Black farmers have played a key role in agriculture throughout Indiana for nearly 200 years. Research from the Indiana Historical Society (IHS) shows more than 60 rural Black settlements throughout the state dating back to the 1830s. One of those communities was Lyles Station in Gibson County where nearly 180 years later descendants of the original settlers still farm the same land as their forefathers.
Today, Black farmers continue to play a key role in Indiana agriculture, especially in urban areas. But more must be done to support a community that has seen declining participation in recent decades.

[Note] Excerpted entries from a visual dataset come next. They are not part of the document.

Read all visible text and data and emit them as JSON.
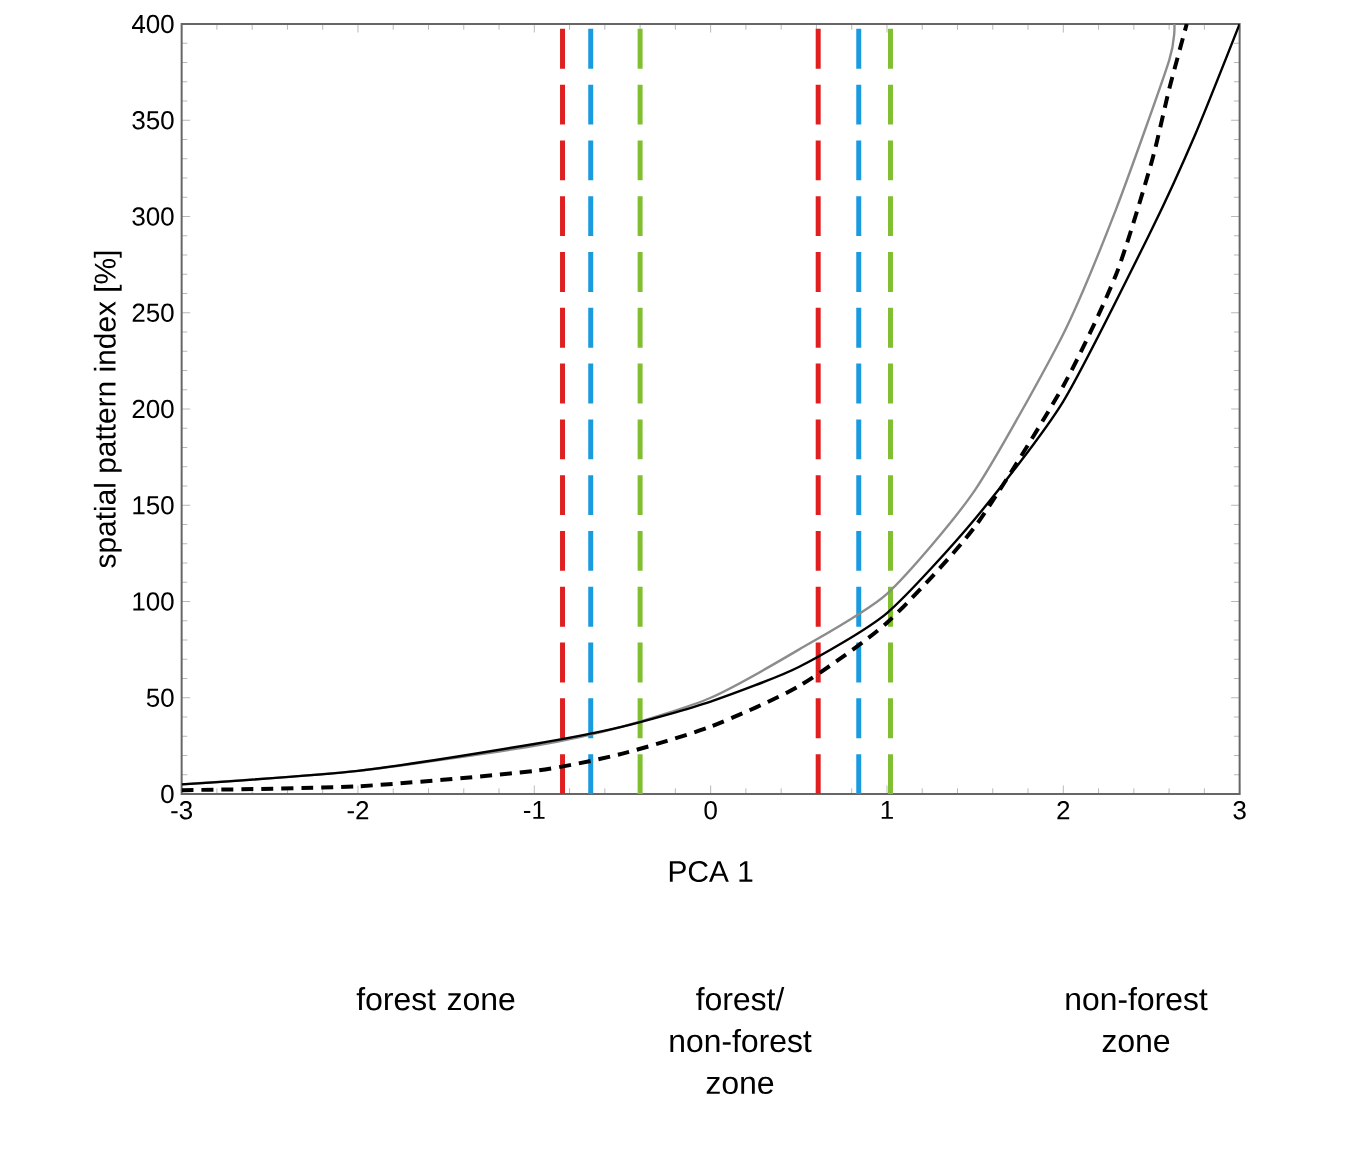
{
  "chart_data": {
    "type": "line",
    "xlabel": "PCA 1",
    "ylabel": "spatial pattern index [%]",
    "xlim": [
      -3,
      3
    ],
    "ylim": [
      0,
      400
    ],
    "xticks": [
      -3,
      -2,
      -1,
      0,
      1,
      2,
      3
    ],
    "yticks": [
      0,
      50,
      100,
      150,
      200,
      250,
      300,
      350,
      400
    ],
    "grid": false,
    "series": [
      {
        "color": "#8c8c8c",
        "line_style": "solid",
        "x": [
          -3,
          -2,
          -1,
          -0.5,
          0,
          0.5,
          1,
          1.5,
          2,
          2.3,
          2.6,
          2.63
        ],
        "values": [
          5,
          12,
          25,
          35,
          50,
          75,
          104,
          158,
          239,
          304,
          381,
          400
        ]
      },
      {
        "color": "#000000",
        "line_style": "solid",
        "x": [
          -3,
          -2,
          -1,
          -0.5,
          0,
          0.5,
          1,
          1.5,
          2,
          2.5,
          2.75,
          3
        ],
        "values": [
          5,
          12,
          26,
          35,
          48,
          66,
          94,
          143,
          204,
          293,
          343,
          400
        ]
      },
      {
        "color": "#000000",
        "line_style": "dashed",
        "x": [
          -3,
          -2,
          -1,
          -0.5,
          0,
          0.5,
          1,
          1.5,
          2,
          2.3,
          2.5,
          2.6,
          2.7
        ],
        "values": [
          2,
          4,
          12,
          21,
          35,
          56,
          89,
          139,
          212,
          270,
          328,
          366,
          400
        ]
      }
    ],
    "ref_lines": [
      {
        "axis": "x",
        "value": -0.84,
        "color": "#e02020",
        "line_style": "dashed"
      },
      {
        "axis": "x",
        "value": -0.68,
        "color": "#1a9be0",
        "line_style": "dashed"
      },
      {
        "axis": "x",
        "value": -0.4,
        "color": "#80c030",
        "line_style": "dashed"
      },
      {
        "axis": "x",
        "value": 0.61,
        "color": "#e02020",
        "line_style": "dashed"
      },
      {
        "axis": "x",
        "value": 0.84,
        "color": "#1a9be0",
        "line_style": "dashed"
      },
      {
        "axis": "x",
        "value": 1.02,
        "color": "#80c030",
        "line_style": "dashed"
      }
    ],
    "annotations": [
      "forest zone",
      "forest/ non-forest zone",
      "non-forest zone"
    ]
  }
}
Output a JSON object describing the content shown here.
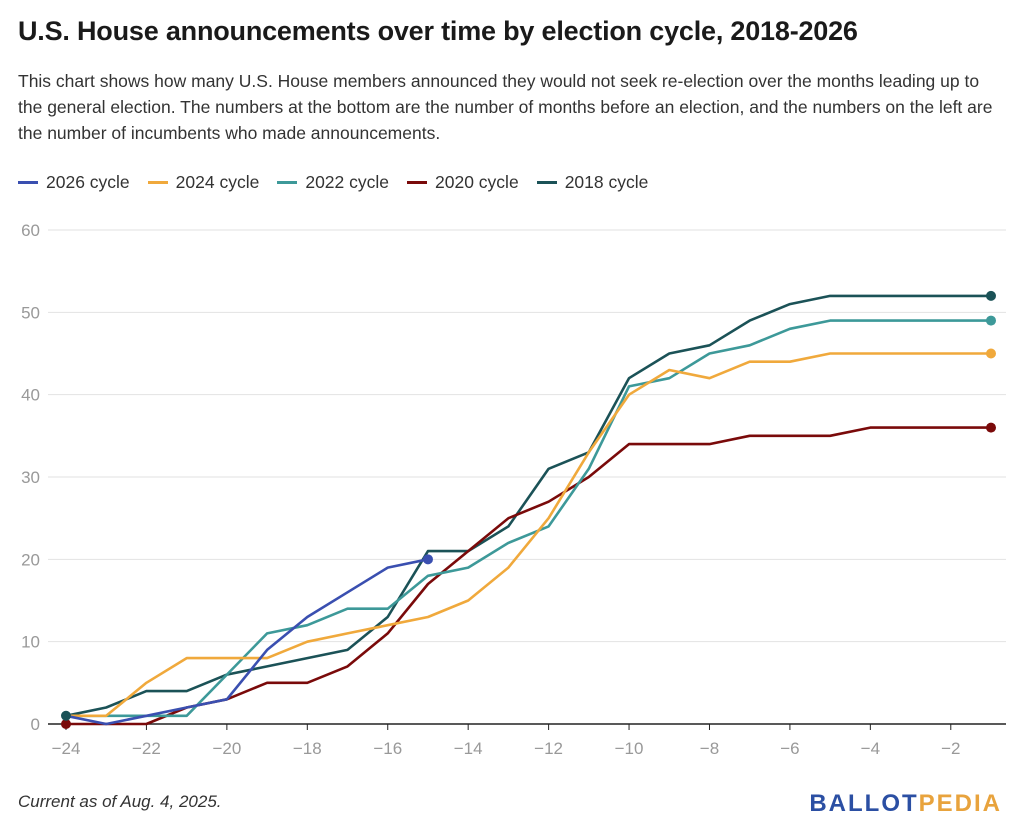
{
  "title": "U.S. House announcements over time by election cycle, 2018-2026",
  "subtitle": "This chart shows how many U.S. House members announced they would not seek re-election over the months leading up to the general election. The numbers at the bottom are the number of months before an election, and the numbers on the left are the number of incumbents who made announcements.",
  "footnote": "Current as of Aug. 4, 2025.",
  "brand": {
    "part1": "BALLOT",
    "part2": "PEDIA"
  },
  "colors": {
    "cycle2026": "#3a4fb0",
    "cycle2024": "#f0a93c",
    "cycle2022": "#3d9999",
    "cycle2020": "#7a0a0a",
    "cycle2018": "#1b5257"
  },
  "chart_data": {
    "type": "line",
    "xlabel": "",
    "ylabel": "",
    "xlim": [
      -24,
      -1
    ],
    "ylim": [
      0,
      60
    ],
    "x_ticks": [
      -24,
      -22,
      -20,
      -18,
      -16,
      -14,
      -12,
      -10,
      -8,
      -6,
      -4,
      -2
    ],
    "y_ticks": [
      0,
      10,
      20,
      30,
      40,
      50,
      60
    ],
    "grid": "horizontal",
    "legend_position": "top-left",
    "series": [
      {
        "name": "2026 cycle",
        "color": "#3a4fb0",
        "x": [
          -24,
          -23,
          -22,
          -21,
          -20,
          -19,
          -18,
          -17,
          -16,
          -15
        ],
        "y": [
          1,
          0,
          1,
          2,
          3,
          9,
          13,
          16,
          19,
          20
        ]
      },
      {
        "name": "2024 cycle",
        "color": "#f0a93c",
        "x": [
          -24,
          -23,
          -22,
          -21,
          -20,
          -19,
          -18,
          -17,
          -16,
          -15,
          -14,
          -13,
          -12,
          -11,
          -10,
          -9,
          -8,
          -7,
          -6,
          -5,
          -4,
          -3,
          -2,
          -1
        ],
        "y": [
          1,
          1,
          5,
          8,
          8,
          8,
          10,
          11,
          12,
          13,
          15,
          19,
          25,
          33,
          40,
          43,
          42,
          44,
          44,
          45,
          45,
          45,
          45,
          45
        ]
      },
      {
        "name": "2022 cycle",
        "color": "#3d9999",
        "x": [
          -24,
          -23,
          -22,
          -21,
          -20,
          -19,
          -18,
          -17,
          -16,
          -15,
          -14,
          -13,
          -12,
          -11,
          -10,
          -9,
          -8,
          -7,
          -6,
          -5,
          -4,
          -3,
          -2,
          -1
        ],
        "y": [
          1,
          1,
          1,
          1,
          6,
          11,
          12,
          14,
          14,
          18,
          19,
          22,
          24,
          31,
          41,
          42,
          45,
          46,
          48,
          49,
          49,
          49,
          49,
          49
        ]
      },
      {
        "name": "2020 cycle",
        "color": "#7a0a0a",
        "x": [
          -24,
          -23,
          -22,
          -21,
          -20,
          -19,
          -18,
          -17,
          -16,
          -15,
          -14,
          -13,
          -12,
          -11,
          -10,
          -9,
          -8,
          -7,
          -6,
          -5,
          -4,
          -3,
          -2,
          -1
        ],
        "y": [
          0,
          0,
          0,
          2,
          3,
          5,
          5,
          7,
          11,
          17,
          21,
          25,
          27,
          30,
          34,
          34,
          34,
          35,
          35,
          35,
          36,
          36,
          36,
          36
        ]
      },
      {
        "name": "2018 cycle",
        "color": "#1b5257",
        "x": [
          -24,
          -23,
          -22,
          -21,
          -20,
          -19,
          -18,
          -17,
          -16,
          -15,
          -14,
          -13,
          -12,
          -11,
          -10,
          -9,
          -8,
          -7,
          -6,
          -5,
          -4,
          -3,
          -2,
          -1
        ],
        "y": [
          1,
          2,
          4,
          4,
          6,
          7,
          8,
          9,
          13,
          21,
          21,
          24,
          31,
          33,
          42,
          45,
          46,
          49,
          51,
          52,
          52,
          52,
          52,
          52
        ]
      }
    ]
  }
}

According to the USDA-National Agricultural Statistics Service’s 2017 Farm Census, just 1.3% of agriculture producers in the United States were Black and in Indiana it was less than 1%. In Indiana, the average size of Black owned farms is about 137 acres, almost half the size of the average farm in the state with more than half of Black owned farms encompassing less than 50 acres. The smaller farms lead to less income as the average income from a Black producer led farm was only $25,000, which is half the state average. Black producers as a collective group only accounted for $3.7 million of the $2.8 billion in net cash farm income in Indiana measured in the 2017 census.
"It is important for the NRCS to continue to support historically underserved communities and Black farmers across the state and nation,” said Andrew Faison, district conservationist and Indiana Black Emphasis Program Manager. “Black Farmers across the state have a great connection with the land, plants, animals, water and their community as it is part of their soul. As our urban areas increase, our historically underserved communities are seeking to provide local, fresh produce within their community. It shows there is a need and desire to grow food and connect with mother nature. NRCS programs are in place to help and it’s our job to spread our knowledge and resources to better our communities.”
One way Indiana NRCS works to supports Black landowners and producers is by providing financial and technical assistance through the Environmental Quality Incentives Program (EQIP), which enables farmers and forestland owners to address natural resource concerns on their land. Through the 2018 Farm Bill, participants from historically underserved communities receive priority consideration on their EQIP applications. They are also eligible for a higher payment rate and advanced payments to help with the installation of conservation practices.
Please join us throughout the month of February, as we honor and celebrate the Black producers and NRCS employees throughout the state of Indiana who play a vital role in the state’s agriculture industry.